31.05.2015

Briefwechsel Goethe mit seiner Frau Christiane: Goethe 11.03. 1815 (243)




1815

231. Goethe

Nichts könnte mir angenehmer zu hören sein, als daß Du Dich wohlbefindest und Dich nach und nach erholst; aber eben deßwegen wünsche ich, daß Du Dich einrichtest, noch einige Zeit drüben zu bleiben. Meinen Katarrh muß ich abwarten, dabei kann mir niemand helfen; aber wer gegenwärtig sein muß, dem wird gerade ein solches Übel lästig und langweilig. Ich führe mein Leben wie immer durch, es geschieht alle Tage etwas. August macht seine Sachen ganz ordentlich, Meyer und Riemer kommen meistens die Abende.

Da Du nun drüben gute Unterhaltung hast und nach dem stürmischen Wetter der letzten Tage guter Zeit entgegen siehst, so seh ich nicht ein, warum Du den Ort verändern willst. Richte Dich ein, daß Du den Montag nach Palmarum wieder hier bist, da läßt sich mancherlei Vorarbeiten und verabreden, ehe die Höchsten Herrschaften kommen. Das wird wieder einen gewaltigen Sturm geben, möge er der letzte dieser Art sein.

Rath Völkel wird heute erwartet, von der Ankunft der Hoheit (1) weiß man noch nichts Gewisses. Durchlaucht Herzog sind auf den 29. hujus angekündigt.

Nun habe ich auch einen Brief von dem Graf Brühl als Königlichem Theater-Intendanten, worin er mir meldet, daß >Epimenides< zur Feier des Jahrestags der Einnahme von Paris gegeben werden solle. Ich habe ihm zu diesem Zweck noch einiges hinzureimen müssen, und so kommt denn dieses langbearbeitete und -verschobene Werk auch endlich zu Stande. (2)

Beiliegenden Brief gib Lenzen mit meinem Dank zurück.
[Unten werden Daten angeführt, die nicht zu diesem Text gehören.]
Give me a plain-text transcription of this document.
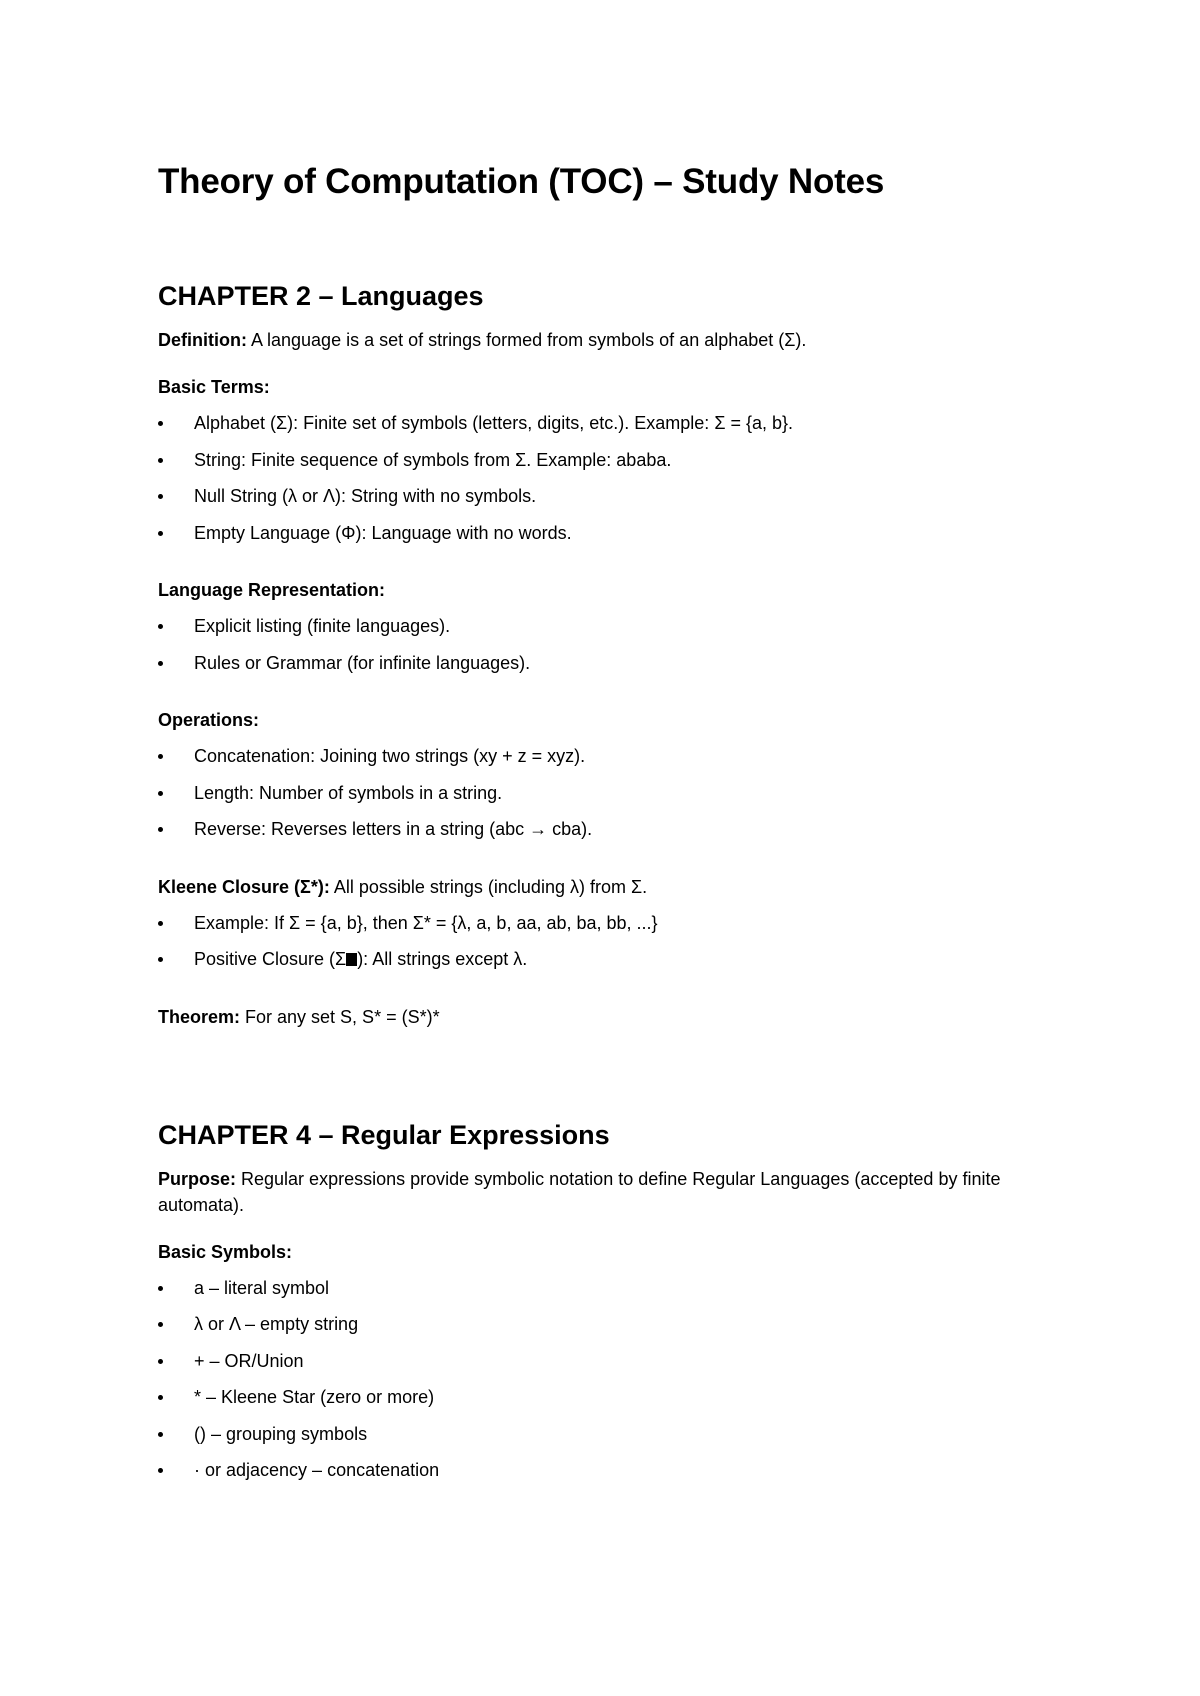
Theory of Computation (TOC) – Study Notes
CHAPTER 2 – Languages

Definition: A language is a set of strings formed from symbols of an alphabet (Σ).

Basic Terms:

Alphabet (Σ): Finite set of symbols (letters, digits, etc.). Example: Σ = {a, b}.
String: Finite sequence of symbols from Σ. Example: ababa.
Null String (λ or Λ): String with no symbols.
Empty Language (Φ): Language with no words.

Language Representation:

Explicit listing (finite languages).
Rules or Grammar (for infinite languages).

Operations:

Concatenation: Joining two strings (xy + z = xyz).
Length: Number of symbols in a string.
Reverse: Reverses letters in a string (abc → cba).

Kleene Closure (Σ*): All possible strings (including λ) from Σ.

Example: If Σ = {a, b}, then Σ* = {λ, a, b, aa, ab, ba, bb, ...}
Positive Closure (Σ ): All strings except λ.

Theorem: For any set S, S* = (S*)*

CHAPTER 4 – Regular Expressions

Purpose: Regular expressions provide symbolic notation to define Regular Languages (accepted by finite automata).

Basic Symbols:

a – literal symbol
λ or Λ – empty string
+ – OR/Union
* – Kleene Star (zero or more)
() – grouping symbols
· or adjacency – concatenation
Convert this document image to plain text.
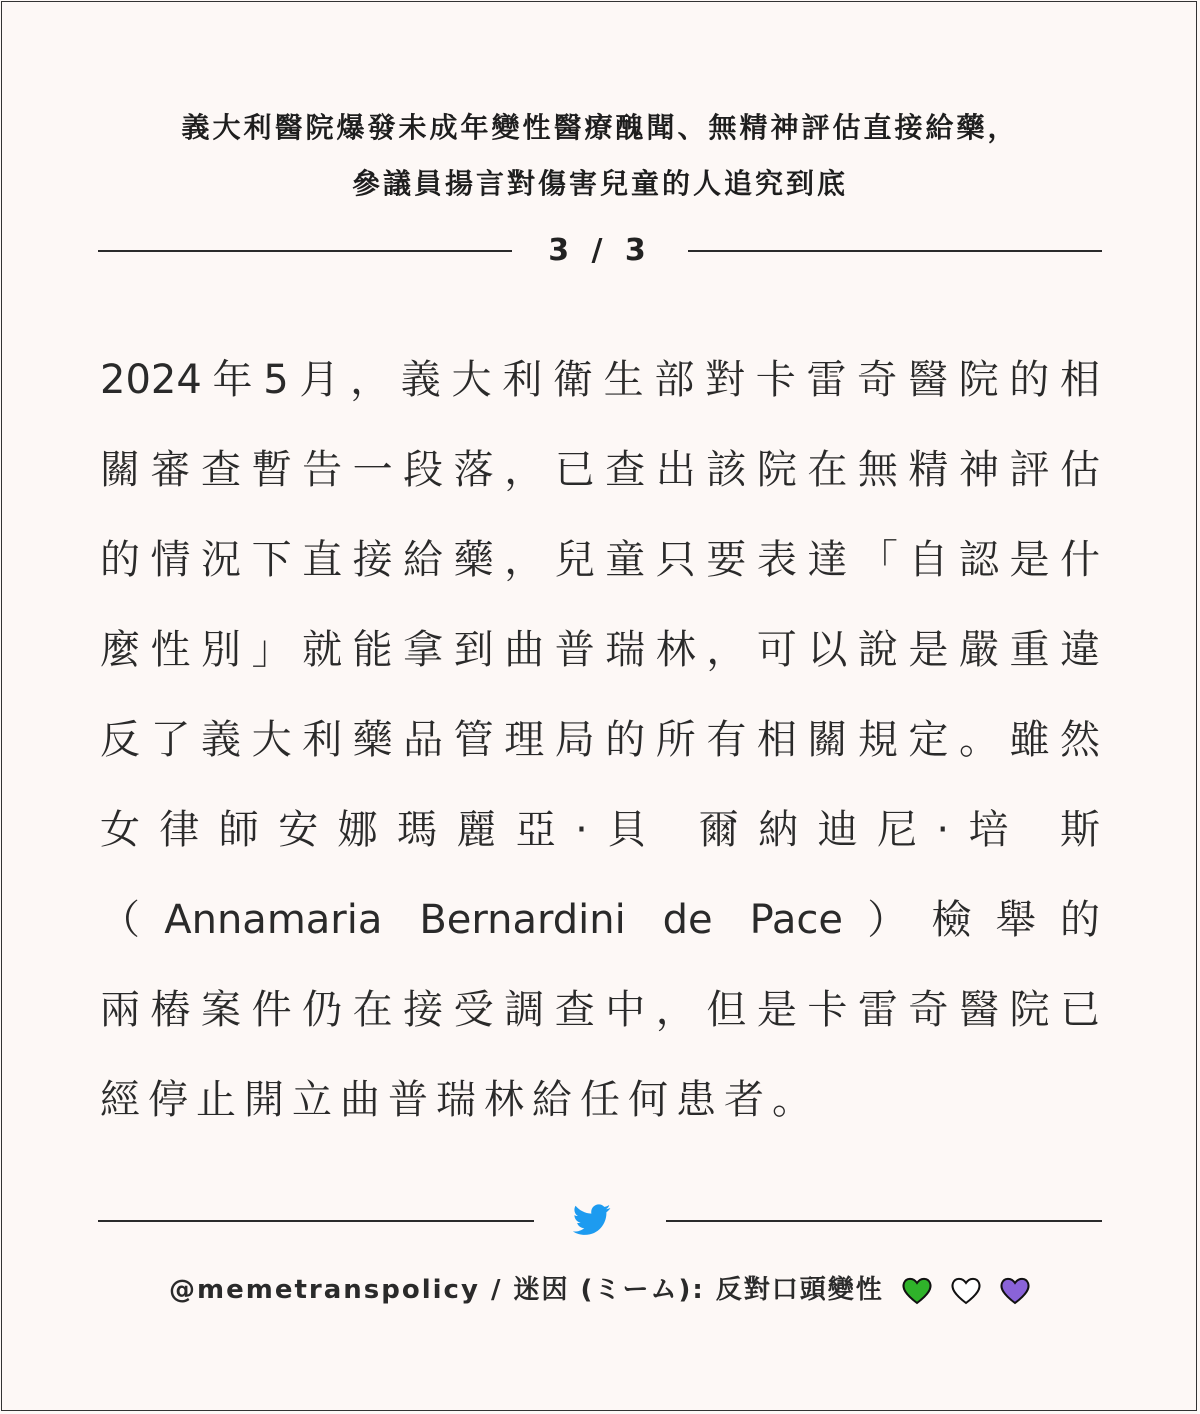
義大利醫院爆發未成年變性醫療醜聞、無精神評估直接給藥，
參議員揚言對傷害兒童的人追究到底
3 / 3
2024年5月，義大利衛生部對卡雷奇醫院的相
關審查暫告一段落，已查出該院在無精神評估
的情況下直接給藥，兒童只要表達「自認是什
麼性別」就能拿到曲普瑞林，可以說是嚴重違
反了義大利藥品管理局的所有相關規定。雖然
女律師安娜瑪麗亞·貝 爾納迪尼·培 斯
（Annamaria Bernardini de Pace）檢舉的
兩樁案件仍在接受調查中，但是卡雷奇醫院已
經停止開立曲普瑞林給任何患者。
@memetranspolicy / 迷因 (ミーム): 反對口頭變性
Dieser Biedermann findet doch noch immer Gelegenheit, sich einen Spaß zu machen. Die >Proserpina< (3) gibt Knebeln: es ist zwar immer noch die alte, die er kennt, und die neue Musik, so wie die Gebärden können wir mit Worten nicht überliefern.

An Voigt schreibe ich ein Blättchen, das Du ihm übergeben wirst. Sonst wüßte ich nicht viel zu sagen bei dem einfachen Lebenslauf, den wir führen. Der Orient gibt noch immer die meiste Beschäftigung.
(4) 

Und somit lebe wohl, grüße Madame Kirsch  und alle Freunde, vor allen Dingen aber sorge für Erheitrung und Erneurung alter angenehmer Bilder. Danke Herrn Hofrath Stark für seine umständliche und gute Relation.(5) Und so nochmals das beste Lebewohl!

Herzlich theilnehmend und das Beste wünschend

Weimar, den 11. März 1815. 

G.

Auch ist das Nothwendigste nicht vergessen.




Schneller, als man zu hoffen gewagt, hatte Christianes kräftige Natur den ernsten Anfall überwunden; es war anzunehmen, daß eine Badekur in Karlsbad ihre Gesundheit völlig wiederherstellen werde. Und so trat Goethe getrost am 24. Mai seine Sommerreise an, die ihn abermals in die geliebten Main- und Rheingegenden führte. Daß während dieser sonnevollen Reisetage >sich ein Quell gedrängter Lieder ununterbrochen neu gebar<, lassen Goethes Briefe an seine Frau kaum ahnen. Dafür vernehmen wir von Christianes kleinen Erlebnissen mehr, als es während der letzten Jahre der Fall war.




1. Maria Paulowna.-2. >Des Epimenides Erwachen< hatte ursprünglich zur Feier der Rückkehr des Königs Friedrich Wilhelms III. aus Frankreich 1814 in Berlin aufgeführt werden sollen. Jetzt hatte Goethe die dritte Strophe des Schlußchors hinzugefügt.- 3. Ein Exemplar des Textbuches ; die Dichtung war als Melodrama mit Musik von Eberwein vor kurzem in Weimar aufgeführt worden.  -4. Vorarbeiten für die Noten und Abhandlungen zum >Divan<.- 5. Über Christianes Befinden.